И все-таки Петрович решил попробовать. Вместе с Валеркой они долго работали напильниками, бегали на участок сварки, прихватывали один к другому причудливо изогнутые стержни. Наконец торжествующий Петрович снова появился возле агрегатного станка. В руках он держал приспособление, которым определенно никто не пользовался ни до него, ни после. Перегнутый во многих местах, как коленчатый вал, стержень заканчивался держателем, в нем торчал метчик, которым предстояло нарезать резьбу.

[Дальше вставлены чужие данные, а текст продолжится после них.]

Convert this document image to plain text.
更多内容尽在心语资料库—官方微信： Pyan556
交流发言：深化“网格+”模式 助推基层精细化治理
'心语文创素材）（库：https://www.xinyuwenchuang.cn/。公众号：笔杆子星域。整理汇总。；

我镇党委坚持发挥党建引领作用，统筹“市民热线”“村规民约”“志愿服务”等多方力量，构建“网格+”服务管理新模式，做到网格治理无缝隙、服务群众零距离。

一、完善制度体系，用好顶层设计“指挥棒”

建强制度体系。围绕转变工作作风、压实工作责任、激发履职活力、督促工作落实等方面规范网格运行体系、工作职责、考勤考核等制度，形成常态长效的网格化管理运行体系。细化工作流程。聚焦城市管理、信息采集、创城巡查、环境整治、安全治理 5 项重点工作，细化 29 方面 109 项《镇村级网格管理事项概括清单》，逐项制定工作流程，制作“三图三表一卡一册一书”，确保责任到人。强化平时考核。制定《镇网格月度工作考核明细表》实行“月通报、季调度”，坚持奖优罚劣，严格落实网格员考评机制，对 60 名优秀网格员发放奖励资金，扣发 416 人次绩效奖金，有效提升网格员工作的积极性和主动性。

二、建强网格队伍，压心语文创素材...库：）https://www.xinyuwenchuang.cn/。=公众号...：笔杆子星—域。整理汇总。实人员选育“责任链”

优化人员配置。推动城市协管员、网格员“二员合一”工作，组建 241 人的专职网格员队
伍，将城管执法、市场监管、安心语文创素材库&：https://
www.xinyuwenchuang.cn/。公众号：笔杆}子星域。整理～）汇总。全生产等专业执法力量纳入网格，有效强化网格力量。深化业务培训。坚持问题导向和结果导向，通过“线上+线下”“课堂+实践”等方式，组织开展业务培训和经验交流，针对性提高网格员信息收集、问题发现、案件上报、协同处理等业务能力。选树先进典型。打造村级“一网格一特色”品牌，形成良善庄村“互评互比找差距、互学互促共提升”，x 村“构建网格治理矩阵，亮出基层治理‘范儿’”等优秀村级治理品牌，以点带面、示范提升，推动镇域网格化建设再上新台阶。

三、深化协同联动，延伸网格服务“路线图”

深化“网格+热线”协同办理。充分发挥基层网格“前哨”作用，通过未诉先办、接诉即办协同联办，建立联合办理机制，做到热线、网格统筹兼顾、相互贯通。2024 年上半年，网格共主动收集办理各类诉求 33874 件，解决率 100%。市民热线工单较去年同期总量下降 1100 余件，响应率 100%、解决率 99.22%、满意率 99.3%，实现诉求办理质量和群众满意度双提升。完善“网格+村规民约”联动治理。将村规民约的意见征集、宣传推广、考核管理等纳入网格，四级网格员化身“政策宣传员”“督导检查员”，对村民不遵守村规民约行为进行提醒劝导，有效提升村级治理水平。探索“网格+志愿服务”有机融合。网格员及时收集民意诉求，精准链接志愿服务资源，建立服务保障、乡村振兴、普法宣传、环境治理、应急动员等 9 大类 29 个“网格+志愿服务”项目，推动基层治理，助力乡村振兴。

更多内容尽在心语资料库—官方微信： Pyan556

Снова Петрович нырнул в железную темноту станка, осторожно нащупывая гнездо толкателя. Валерка что было силы налег на вал, а один из подручных принялся по команде Петровича осторожно поворачивать приспособление. Вместе с ним в темноте поворачивался и метчик. Ремонтники не могли видеть, правильно ли он вворачивается в металл, да это было и не нужно. Натренированные пальцы Петровича «видели» не хуже глаз. Чувствуя каждое движение метчика, он знал — все идет как надо! Последний оборот, и резьба готова! Скоро нарезали резьбу и на толкателе.

Станок снова был в строю. Столь нужные заводу детали пойдут в судосборочные цеха, на стапель. Простоя не будет. Вытирая руки ветошью, Петрович не заметил, как к ним подошел мастер цеха.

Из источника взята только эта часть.